The whiteouts witnessed Wednesday morning in the greater London, Ont., area with the lake effect snow and wind gusts to near 70 km/h at times closed roads and resulted in numerous cancellations. While accumulations were not especially heavy, keep in mind that strong winds can quickly reduce the visibility to near zero even with just a coating of snow on the ground.

During Wednesday night, the wind will turn to the west and then southwest, causing the snow squalls to swing around to areas east of Georgian Bay before diminishing for a while on Thursday.

RECAPPING THE ALBERTA CLIPPERS

Late on Thursday, an Alberta clipper will bring a widespread snowfall to Southern Ontario. Accumulations will generally be near 5-10 cm, and once again blowing snow will be an issue. In addition, heavier snowfall is likely across the Niagara Peninsula and along the 401 east of Toronto due to lake enhancement from Lakes Erie and Ontario.
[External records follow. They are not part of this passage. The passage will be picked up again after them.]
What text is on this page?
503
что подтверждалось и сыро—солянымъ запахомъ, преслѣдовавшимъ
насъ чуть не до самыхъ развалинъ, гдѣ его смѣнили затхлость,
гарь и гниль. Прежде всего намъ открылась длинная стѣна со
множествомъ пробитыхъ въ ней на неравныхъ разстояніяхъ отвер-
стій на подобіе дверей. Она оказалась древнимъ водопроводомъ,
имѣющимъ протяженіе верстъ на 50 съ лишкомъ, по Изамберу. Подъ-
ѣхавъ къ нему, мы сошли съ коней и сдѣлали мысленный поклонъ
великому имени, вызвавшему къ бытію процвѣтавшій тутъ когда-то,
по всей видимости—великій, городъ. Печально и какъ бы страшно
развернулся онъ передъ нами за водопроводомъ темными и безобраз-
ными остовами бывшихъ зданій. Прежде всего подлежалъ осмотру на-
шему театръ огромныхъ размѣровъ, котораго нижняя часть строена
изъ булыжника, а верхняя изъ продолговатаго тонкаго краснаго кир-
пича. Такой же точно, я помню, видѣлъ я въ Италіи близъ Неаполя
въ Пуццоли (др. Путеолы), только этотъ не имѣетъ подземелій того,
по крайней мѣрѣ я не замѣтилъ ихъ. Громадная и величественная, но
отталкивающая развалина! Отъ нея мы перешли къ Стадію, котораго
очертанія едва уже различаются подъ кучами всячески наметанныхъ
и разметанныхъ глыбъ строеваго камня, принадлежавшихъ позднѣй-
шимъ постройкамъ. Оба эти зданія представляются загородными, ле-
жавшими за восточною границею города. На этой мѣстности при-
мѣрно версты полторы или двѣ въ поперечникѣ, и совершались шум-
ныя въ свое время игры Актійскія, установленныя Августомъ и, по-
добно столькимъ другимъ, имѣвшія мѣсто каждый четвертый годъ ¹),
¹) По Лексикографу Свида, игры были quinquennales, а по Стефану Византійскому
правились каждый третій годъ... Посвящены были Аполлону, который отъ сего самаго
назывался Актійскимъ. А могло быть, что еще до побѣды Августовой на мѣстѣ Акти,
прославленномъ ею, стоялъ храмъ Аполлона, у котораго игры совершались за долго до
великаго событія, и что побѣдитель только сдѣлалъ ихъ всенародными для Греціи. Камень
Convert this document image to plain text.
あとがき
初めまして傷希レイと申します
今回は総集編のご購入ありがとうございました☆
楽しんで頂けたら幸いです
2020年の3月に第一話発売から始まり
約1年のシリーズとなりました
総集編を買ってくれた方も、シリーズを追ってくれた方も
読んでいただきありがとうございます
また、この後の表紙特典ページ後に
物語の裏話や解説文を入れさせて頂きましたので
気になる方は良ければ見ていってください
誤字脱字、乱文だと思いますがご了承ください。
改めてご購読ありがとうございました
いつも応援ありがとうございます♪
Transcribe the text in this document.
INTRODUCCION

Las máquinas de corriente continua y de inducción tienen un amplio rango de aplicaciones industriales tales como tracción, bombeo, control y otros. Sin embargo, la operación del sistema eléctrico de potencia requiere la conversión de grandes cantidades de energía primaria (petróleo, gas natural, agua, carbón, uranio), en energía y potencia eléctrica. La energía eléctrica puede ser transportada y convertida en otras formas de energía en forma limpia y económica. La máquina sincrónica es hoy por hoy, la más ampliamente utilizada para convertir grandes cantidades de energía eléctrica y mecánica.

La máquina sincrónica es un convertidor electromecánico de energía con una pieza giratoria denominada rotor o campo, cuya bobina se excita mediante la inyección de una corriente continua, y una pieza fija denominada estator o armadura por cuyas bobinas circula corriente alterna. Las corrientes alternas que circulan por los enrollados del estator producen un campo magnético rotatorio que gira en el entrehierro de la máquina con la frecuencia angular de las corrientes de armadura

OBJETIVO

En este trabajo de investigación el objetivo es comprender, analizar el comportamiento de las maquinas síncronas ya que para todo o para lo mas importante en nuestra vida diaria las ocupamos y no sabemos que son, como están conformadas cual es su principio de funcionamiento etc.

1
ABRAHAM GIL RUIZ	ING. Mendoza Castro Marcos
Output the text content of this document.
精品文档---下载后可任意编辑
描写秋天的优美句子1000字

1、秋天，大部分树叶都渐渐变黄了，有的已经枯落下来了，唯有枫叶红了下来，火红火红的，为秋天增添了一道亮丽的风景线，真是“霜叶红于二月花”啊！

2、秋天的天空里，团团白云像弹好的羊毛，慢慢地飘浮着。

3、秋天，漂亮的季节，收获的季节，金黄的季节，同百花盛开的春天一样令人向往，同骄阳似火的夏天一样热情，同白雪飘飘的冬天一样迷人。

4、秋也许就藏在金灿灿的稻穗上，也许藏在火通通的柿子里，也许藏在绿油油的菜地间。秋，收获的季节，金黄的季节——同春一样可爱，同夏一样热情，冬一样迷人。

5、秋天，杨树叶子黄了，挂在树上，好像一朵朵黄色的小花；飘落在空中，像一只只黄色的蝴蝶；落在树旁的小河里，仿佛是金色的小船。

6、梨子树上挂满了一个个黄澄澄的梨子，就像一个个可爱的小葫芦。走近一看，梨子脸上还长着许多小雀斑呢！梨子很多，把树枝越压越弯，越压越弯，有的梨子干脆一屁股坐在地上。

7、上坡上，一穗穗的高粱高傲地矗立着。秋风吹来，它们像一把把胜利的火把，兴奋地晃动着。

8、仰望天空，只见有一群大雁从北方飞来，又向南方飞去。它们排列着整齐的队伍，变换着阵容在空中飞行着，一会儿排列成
The widespread snow should be over by early Friday morning, but gusty winds will continue, so the Friday morning commute will be slow and slippery across the Greater Toronto Area due to the blowing snow. Lake effect squalls will also resume in the snowbelt regions southeast of Georgian Bay and Lake Huron during the day on Friday.



The frigid weather will continue on Saturday, but a recovery back towards seasonal temperatures will begin on Sunday.



THE REST OF JANUARY: A QUICK LOOK

The weather pattern will relax somewhat next week with temperatures more typical of January. At this point there are no major storm systems in sight for Southern Ontario. However, the pattern next week will be somewhat favorable for a system to develop over the Southeastern U.S. and track towards Eastern Canada during the middle of next week, but it is too early to determine who would be impacted by this system.



As we head towards the following weekend and beyond (roughly January 17-24), it looks like milder weather will spread east and eventually bring a January thaw to Southern Ontario, though the timing of this period of milder weather is still uncertain.

In addition, it is unlikely that this milder weather will stay around anywhere near as long as it did during December. There are signs that the final days of January and early February will bring a return to a weather pattern similar to what we are currently seeing across Canada with below seasonal temperatures across the Great Lakes region.